Emie: Kıbrıslı Türkler tümüyle göz ardı ediliyor değiller. Aksine, anlaşmalarımız var. İşbirliği projelerimiz var. Adanın kuzeyinde kullanılması için 259 milyon  euro tahsis edildi. Görüş alışverişlerimiz oluyor. Onlar da ailenin bir parçası.
Kıbrıs Cumhuriyeti, AB’ye katıldığında adadaki tüm vatandaşların AB üyesi oldukları belirtildi. Bu arada Akdeniz İçin Birlik çerçevesindeki projelerden bazılarının adanın kuzeyi ile ilgili olmasını umuyoruz. Şu anda görüşmelerde ivme sağlandı ve bu süreçten çok umutluyuz. Bunu sadece AB dönem başkanı olarak değil, BM’nin daimi üyesi olarak da söylüyoruz. Bize göre bu sürecin BM şemsiyesi altında yürüdüğü açıktır.  

DIŞLANDIĞIMIZI  HİSSETTİK
Fransa’nın Ermeni sorunu ve AB üyeliğimize yaklaşımı nedeniyle Türkiye’deki stratejik yatırım projelerinden dışlandığı söyleniyor. Bu durum sürüyor mu?
Emie: Bu projelerden siyasi nedenlerden dolayı dışlandığımızı hissettik. Şimdi önemli olan ortak çıkarlarımızı görebilmektir. AB dönem başkanı olarak Nabucco projesini destekliyoruz. Şimdi ortaklaşa gerçekleştirebileceğimiz projelere bakmalıyız. Nükleer enerji bunlardan biri.  Fransa’da nükleer enerjiyle elektrik ihtiyacımızın yüzde 70’ini sağlıyoruz.

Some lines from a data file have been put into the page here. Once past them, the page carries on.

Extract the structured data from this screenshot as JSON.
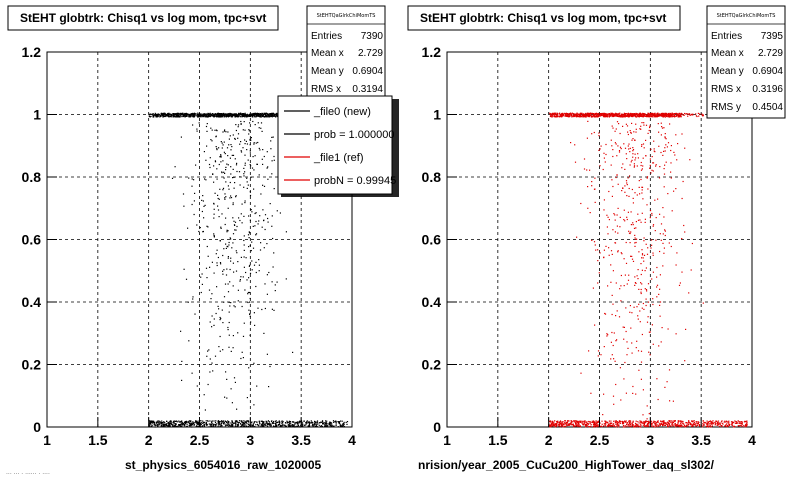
{
  "chart_data": [
    {
      "type": "scatter",
      "title": "StEHT globtrk: Chisq1 vs log mom, tpc+svt",
      "xlabel": "st_physics_6054016_raw_1020005",
      "ylabel": "",
      "xlim": [
        1,
        4
      ],
      "ylim": [
        0,
        1.2
      ],
      "xticks": [
        "1",
        "1.5",
        "2",
        "2.5",
        "3",
        "3.5",
        "4"
      ],
      "yticks": [
        "0",
        "0.2",
        "0.4",
        "0.6",
        "0.8",
        "1",
        "1.2"
      ],
      "grid": true,
      "marker_color": "#000000",
      "stats": {
        "header": "StEHTQaGlrkChiMomTS",
        "rows": [
          {
            "label": "Entries",
            "value": "7390"
          },
          {
            "label": "Mean x",
            "value": "2.729"
          },
          {
            "label": "Mean y",
            "value": "0.6904"
          },
          {
            "label": "RMS x",
            "value": "0.3194"
          }
        ]
      },
      "legend": {
        "placement": "top-right",
        "entries": [
          {
            "text": "_file0 (new)",
            "color": "#000000"
          },
          {
            "text": "prob = 1.000000",
            "color": "#000000"
          },
          {
            "text": "_file1 (ref)",
            "color": "#e00000"
          },
          {
            "text": "probN = 0.99945",
            "color": "#e00000"
          }
        ]
      },
      "series": [
        {
          "band": "y=1",
          "x_range": [
            2.0,
            3.6
          ],
          "density": "high"
        },
        {
          "band": "y=0",
          "x_range": [
            2.0,
            3.95
          ],
          "density": "high"
        },
        {
          "band": "scatter 0<y<1",
          "x_range": [
            2.1,
            3.6
          ],
          "density": "sparse"
        }
      ]
    },
    {
      "type": "scatter",
      "title": "StEHT globtrk: Chisq1 vs log mom, tpc+svt",
      "xlabel": "nrision/year_2005_CuCu200_HighTower_daq_sl302/",
      "ylabel": "",
      "xlim": [
        1,
        4
      ],
      "ylim": [
        0,
        1.2
      ],
      "xticks": [
        "1",
        "1.5",
        "2",
        "2.5",
        "3",
        "3.5",
        "4"
      ],
      "yticks": [
        "0",
        "0.2",
        "0.4",
        "0.6",
        "0.8",
        "1",
        "1.2"
      ],
      "grid": true,
      "marker_color": "#e00000",
      "stats": {
        "header": "StEHTQaGlrkChiMomTS",
        "rows": [
          {
            "label": "Entries",
            "value": "7395"
          },
          {
            "label": "Mean x",
            "value": "2.729"
          },
          {
            "label": "Mean y",
            "value": "0.6904"
          },
          {
            "label": "RMS x",
            "value": "0.3196"
          },
          {
            "label": "RMS y",
            "value": "0.4504"
          }
        ]
      },
      "series": [
        {
          "band": "y=1",
          "x_range": [
            2.0,
            3.6
          ],
          "density": "high"
        },
        {
          "band": "y=0",
          "x_range": [
            2.0,
            3.95
          ],
          "density": "high"
        },
        {
          "band": "scatter 0<y<1",
          "x_range": [
            2.1,
            3.6
          ],
          "density": "sparse"
        }
      ]
    }
  ],
  "footer_text": "··· ··· · ······ · ····"
}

Bu  alanda en deneyimli ülkeyiz. AREVA gibi şirketlerimiz tüm dünyada projelere boğulmuş durumda. Bu arada, Türkiye’nin sivil nükleer projeleriyle de ilgileniyorlar. Günün sonunda  Türk tarafının en iyi koşullarda en iyi ortağı seçeceğini umuyoruz. Fransa olarak bu yüzden bu ihalelerde yer alacağız.

Haberin Devamı

Basın özgürlüğü ve yolsuzlukla mücadelede ısrarlıyız

Fransız Büyükelçi Bernard Emie, Milliyet yazarı Semih İdiz’in sorularını yanıtladı.

25 yıldır diplomat
Bernard Emi 6 Eylül 1958 tarihinde doğdu. Paris Siyasal Bilgiler Enstitüsü mezunu olan ve Ulusal Kamu Yönetimi (ENA) okulunda da eğitim gören Emie,  Fransız Dışişleri Bakanlığı’na 1983 yılında girdi. Büyükelçi Emie 1998-2002 tarihleri arasında Amman (Ürdün), 2002-2004 arasında Dışişleri Bakanlığı Kuzey Afrika ve Ortadoğu Dairesi Müdürlüğü, 2004-2007 arasında da Beyrut (Lübnan) Büyükelçiliği yaptı. 1 Eylül 2007 tarihinden beri de Fransa’nın Ankara Büyükelçisi. “Chevalier de la legion d’Honneur” ve Chevalier de l’ordre national du merite” nişanlarına sahip olan Büyükelçi Emie, Isabelle Emie ile evli. Emie çiftinin üç çocuğu var.